PHOTO: iStock/Thinkstock
Jacquie Jacob
October 13, 2016

Q.

I’d like to start some fall chicks so my birds will be ready to lay by next spring. Are there any autumn-exclusive problems or concerns I should be aware of? Will I need to change anything in the current brooder setup I’m using to help them adapt?

A.

With the correct housing, you can brood chicks any time of year. By starting chicks in fall, you will have eggs in spring of the following year. With the right management, egg production will continue through the next year.

Because chicks are not able to regulate their body temperature for the first few weeks of life, a brooding system is required. You will need to provide a brooder for the first four weeks or so. Depending on the climate in your area and if the housing is relatively well-insulated, you may not need supplemental heat after this initial brooding period. In addition, once the chicks get older, they will produce body heat which can help keep a coop warm given the right chick to space ratio, though it may cost you more in feed.

Use your chicks as the thermometer to tell you if you need to provide additional heat: If they’re all bunched up together and chirping unhappily, you’ll need to provide additional heat, and if they’re all sitting down and panting, it’s too hot.
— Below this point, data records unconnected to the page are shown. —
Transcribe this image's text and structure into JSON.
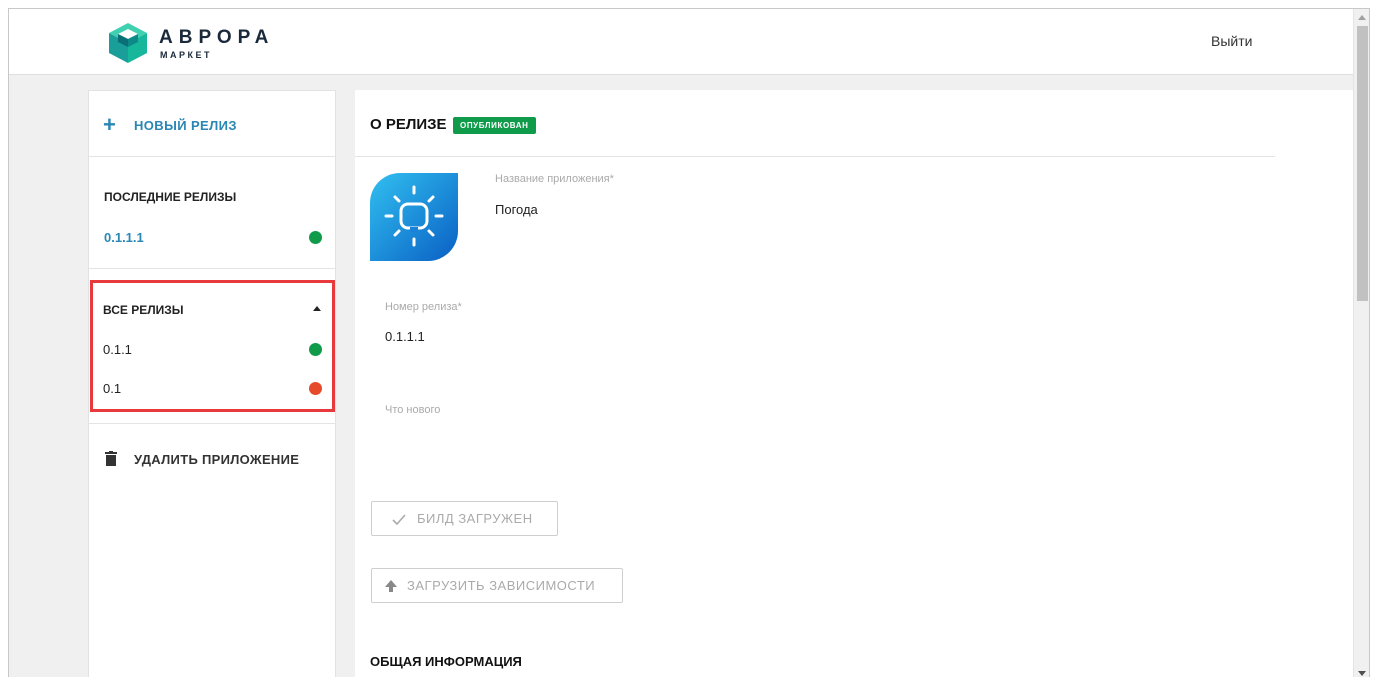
{
  "header": {
    "brand_title": "АВРОРА",
    "brand_subtitle": "МАРКЕТ",
    "logout_label": "Выйти"
  },
  "sidebar": {
    "new_release_label": "НОВЫЙ РЕЛИЗ",
    "recent": {
      "title": "ПОСЛЕДНИЕ РЕЛИЗЫ",
      "items": [
        {
          "version": "0.1.1.1",
          "status_color": "#0f9b4a"
        }
      ]
    },
    "all": {
      "title": "ВСЕ РЕЛИЗЫ",
      "items": [
        {
          "version": "0.1.1",
          "status_color": "#0f9b4a"
        },
        {
          "version": "0.1",
          "status_color": "#e64a2a"
        }
      ]
    },
    "delete_label": "УДАЛИТЬ ПРИЛОЖЕНИЕ"
  },
  "main": {
    "section_title": "О РЕЛИЗЕ",
    "status_badge": "ОПУБЛИКОВАН",
    "app_name_label": "Название приложения*",
    "app_name_value": "Погода",
    "release_number_label": "Номер релиза*",
    "release_number_value": "0.1.1.1",
    "whats_new_label": "Что нового",
    "build_button_label": "БИЛД ЗАГРУЖЕН",
    "deps_button_label": "ЗАГРУЗИТЬ ЗАВИСИМОСТИ",
    "general_info_title": "ОБЩАЯ ИНФОРМАЦИЯ"
  },
  "colors": {
    "accent": "#2a86b4",
    "published": "#0f9b4a",
    "error": "#e64a2a",
    "highlight": "#e8393d"
  },
  "icons": [
    "logo-cube-icon",
    "plus-icon",
    "caret-up-icon",
    "trash-icon",
    "app-weather-icon",
    "check-icon",
    "upload-arrow-icon"
  ]
}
If you’re using a heat lamp, take all proper precautions to prevent fires. Many houses lost to fires every year as a result of improperly used heat lamps. Make sure the bulb is in a ceramic socket and that the bulb is hung securely. You can adjust the heat provided by raising or lowering the heat lamp.

Laying hens are particularly sensitive to the number of hours of light in a day. Pullets will come into production as the number of hours of light per day increases, and hens will go out of production as the day length becomes shorter. The use of supplemental light is necessary for year-round egg production. It’s important that the pullets not be stimulated to come into production too early. They should reach the right body weight before they start to lay or they may lay small eggs throughout their production cycle.

For most breeds, pullets become sexually mature at around 20 weeks of age, and you should limit the number of hours of light per day until that time. Eight hours of light is typically used in commercial operations, but if your pullets have access to the outdoors, you will be restricted by the number of hours of light in a day.

Once the pullets are ready to lay, slowly increase the number of hours of light per day through supplemental sources. You eventually want to reach 14 hours of light per day, which will bring the pullets into production. Then maintain that 14 hours of light per day to keep them producing throughout the year. This is especially important in the winter, when the number of hours of light per day decreases. Many flocks go out of production at this time of year, unless supplemental light is provided.

With the proper heat management early and light management later, your autumn flock should provide you with lots of eggs come spring time.